My family poured music into me. A good father is someone that sees potential in his kid—-what his son likes and excels at. A good father massages that and builds it up. That’s a good father. Now, I had a good father who was also a musician. He played guitar and sang. He poured it into me as a father and as another musician. He saw that I had the talent to go farther than just being a weekend player. He saw that I really could have a career and make it in the business. If he had not seen that and poured that into me, I may have quit years ago.

It’s been a destiny of mine to do what I’m doing. My dad was a huge part of pouring that into me and spending time with me and not making me practice, but making me want to practice. I loved my dad and I loved to do things with him and we would play. I started playing fiddle when I was 13. It was a great way to grow up. And my mother too. One of these days I’ll have to do a record for my mother.

Having been on a major label, what’s it like to run your own?

I’ve run my own label for 13 years…What I love about having a label is the freedom to make music. Had I gone to Sony with an idea—-Songs My Dad Loved—-they would have laughed. “This won’t sell.” Had I gone to them with [1997’s] Bluegrass Rules…I actually offered that to Atlantic. They listened, but they said, ” It’s nothing we can really work with.” They said, “Take it yourself.” I did offer that to them. It sold 200,000 copies. For a bluegrass record, that’s huge.

Can country music outlast the genre mixing and mashing that “the kids” insist upon today? Or will it be absorbed into something else?

If [country] stays on the American Idol scene where its videos want to look like VH1 and the sound wants to be so far away from country and be more pop and be more absorbed by the pop listener where someone buys a John Mayer CD and a hip-hop CD and a Taylor Swift CD—-there’s hardly any differentiation anymore. It’s like country music doesn’t have a sound. When “Sweet Home Alabama” sounds country…[Skaggs, contemplating a world in which Lynyrd Skynyrd‘s “Sweet Home Alabama” sets the standard for country, seems to shudder.]

[“Sweet Home Alabama”] sounds like everything that’s coming out of Nashville. We’ve really gone in a different direction. But that’s one of the things that sparked me to go back and discover that deep well of water that’s still there. There’s still a pure taste in this old music. There’s things to discover. There’s new music there…

I don’t care if it’s 2010. You can go there and be back in the ’30s and ’40s and thank God that we’ve got recordings from back then. Raccoon and I has this discussion here not long ago. [The author isn’t sure whether “Raccoon” is Skaggs brother, bandmate, attorney, doctor, or dentist, and, though he could probably find out with a quick Google Search, prefers the presence of an unidentified man (or woman!) named “Raccoon” in this interview.] There’s so much. Why would we wanna fight and fuss over this new music that’s being played these days when we can go back and glean from all these great old players?

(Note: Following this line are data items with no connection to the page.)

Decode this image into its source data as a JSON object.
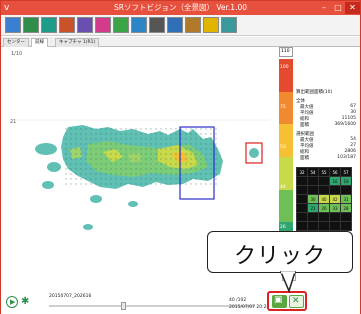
{
  "window": {
    "title": "SRソフトビジョン（全景図） Ver.1.00",
    "min_glyph": "–",
    "max_glyph": "□",
    "close_glyph": "✕",
    "app_icon": "v"
  },
  "toolbar": {
    "buttons": [
      {
        "name": "image-icon",
        "color": "#3b7fd0"
      },
      {
        "name": "chart-icon",
        "color": "#2f8f4a"
      },
      {
        "name": "map-icon",
        "color": "#1e9c8a"
      },
      {
        "name": "grid-icon",
        "color": "#c9522b"
      },
      {
        "name": "edit-icon",
        "color": "#6a4fb0"
      },
      {
        "name": "color-icon",
        "color": "#d23c8a"
      },
      {
        "name": "zoom-icon",
        "color": "#3aa447"
      },
      {
        "name": "search-icon",
        "color": "#2b85c7"
      },
      {
        "name": "camera-icon",
        "color": "#555555"
      },
      {
        "name": "settings-icon",
        "color": "#2f6fb5"
      },
      {
        "name": "pen-icon",
        "color": "#b07a2a"
      },
      {
        "name": "help-icon",
        "color": "#e0b400"
      },
      {
        "name": "globe-icon",
        "color": "#3a9a9a"
      }
    ]
  },
  "tabs": [
    "センター",
    "前線",
    "キャプチャ 1(R1)"
  ],
  "map": {
    "scale_top": "1/10",
    "row_marker": "21"
  },
  "colorbar": {
    "select_value": "110",
    "labels": [
      "100",
      "75",
      "50",
      "44",
      "26"
    ],
    "colors": [
      "#e34a2e",
      "#f08a30",
      "#f5c034",
      "#c8d94a",
      "#6fbf57",
      "#2fa66e"
    ]
  },
  "stats": {
    "header_label": "算出範囲面積(10)",
    "header_value": "10",
    "section1": "全体",
    "rows1": [
      {
        "label": "最大値",
        "value": "67"
      },
      {
        "label": "平均値",
        "value": "30"
      },
      {
        "label": "総和",
        "value": "11105"
      },
      {
        "label": "面積",
        "value": "369/1600"
      }
    ],
    "section2": "選択範囲",
    "rows2": [
      {
        "label": "最大値",
        "value": "54"
      },
      {
        "label": "平均値",
        "value": "27"
      },
      {
        "label": "総和",
        "value": "2806"
      },
      {
        "label": "面積",
        "value": "103/187"
      }
    ]
  },
  "grid": {
    "header": [
      "32",
      "54",
      "55",
      "56",
      "57"
    ],
    "rows": [
      [
        "",
        "",
        "",
        "16",
        "19"
      ],
      [
        "",
        "",
        "",
        "",
        ""
      ],
      [
        "",
        "30",
        "40",
        "42",
        "31"
      ],
      [
        "",
        "21",
        "26",
        "33",
        "28"
      ],
      [
        "",
        "",
        "",
        "",
        ""
      ],
      [
        "",
        "",
        "",
        "",
        ""
      ]
    ]
  },
  "bottom": {
    "filename": "20150707_202616",
    "frame": "40 /102",
    "timestamp": "2015/07/07 20:26:26.183",
    "mini_label": "10"
  },
  "callout": {
    "text": "クリック"
  }
}
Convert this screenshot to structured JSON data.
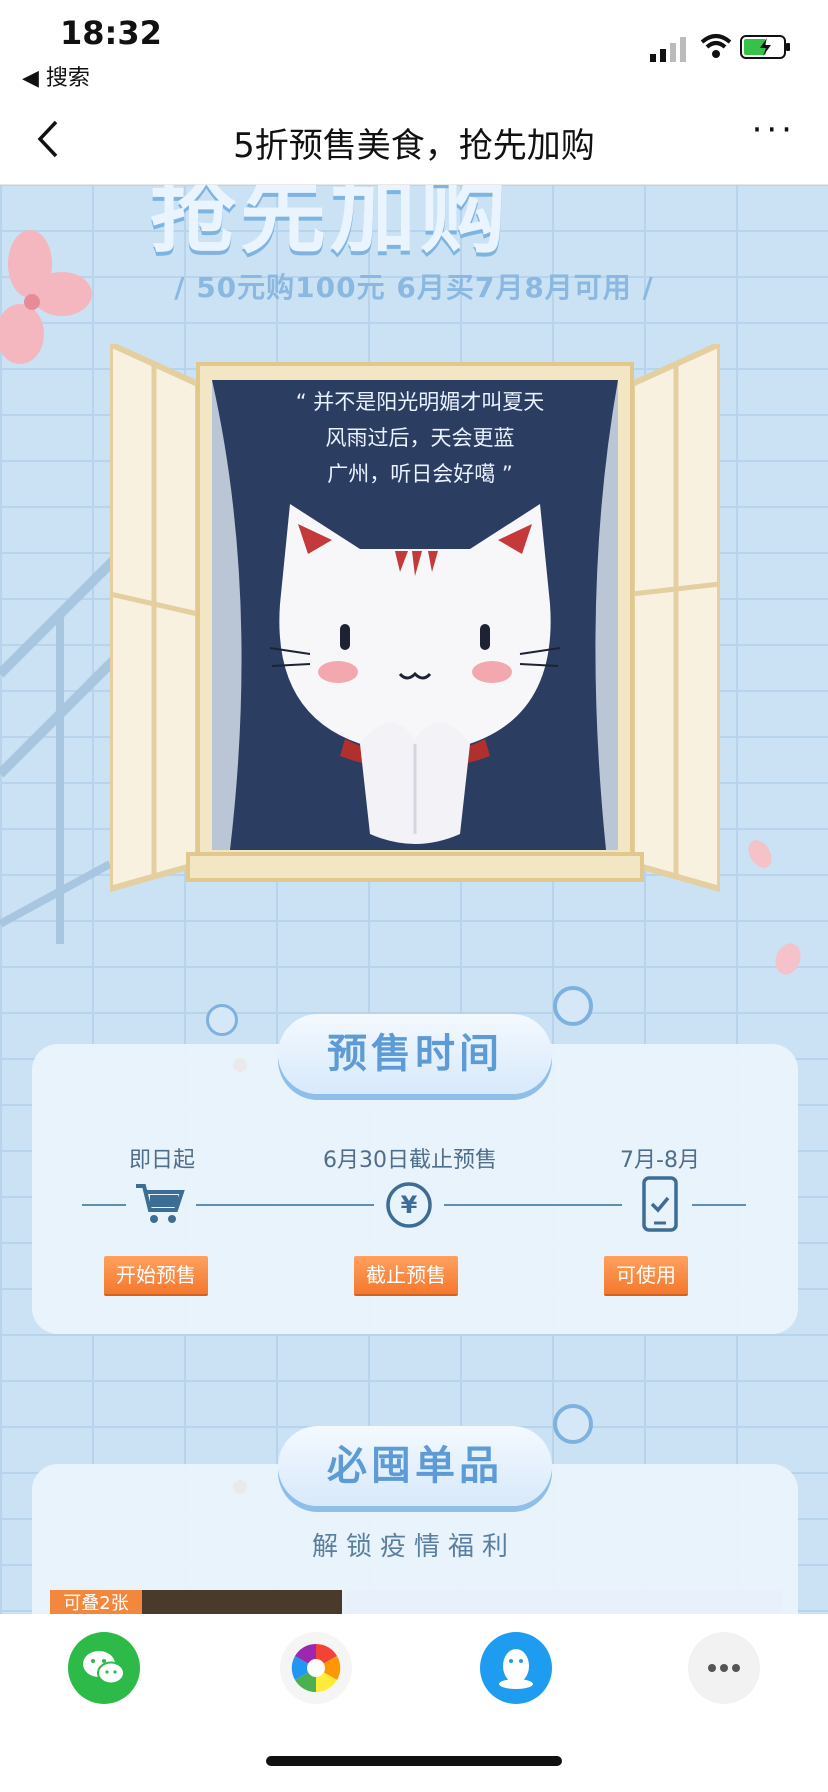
{
  "status": {
    "time": "18:32",
    "back_app": "◀ 搜索"
  },
  "nav": {
    "title": "5折预售美食，抢先加购",
    "more": "···"
  },
  "hero": {
    "headline_tail": "抢先加购",
    "subline": "/ 50元购100元  6月买7月8月可用 /",
    "quote_lines": [
      "“ 并不是阳光明媚才叫夏天",
      "风雨过后，天会更蓝",
      "广州，听日会好噶 ”"
    ]
  },
  "presale": {
    "title": "预售时间",
    "steps": [
      {
        "date": "即日起",
        "icon": "cart-icon",
        "button": "开始预售"
      },
      {
        "date": "6月30日截止预售",
        "icon": "yen-icon",
        "button": "截止预售"
      },
      {
        "date": "7月-8月",
        "icon": "phone-check-icon",
        "button": "可使用"
      }
    ]
  },
  "must_buy": {
    "title": "必囤单品",
    "subtitle": "解锁疫情福利",
    "badge": "可叠2张"
  },
  "colors": {
    "accent": "#5d9bd6",
    "button": "#f4782d",
    "background": "#cbe2f5"
  }
}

Legendary coal miner/banjo picker Doc Boggs re-emerged when you were a teenager. Did you ever see him?

No. I was born in ’54. Doc was playing the Smithsonian…but gosh man—-he was old. He was an old cat. There’s a lot of his music that’s hard to find. He was barely able to sing and play even then. Old guys that just came out of the mountains…thank goodness that those guys made a sound and added their thumbprint to the music. Is it perfect? No. Is it awesome and does it got a spirit to it that moves your heart? Yes.

We’ve tried to make perfect records for so long that we’ve overdubbed the heart and soul out of something. We want to have a clean slate when we put something out. That’s what I love about Songs My Dad Loved. There’s hickeys in it.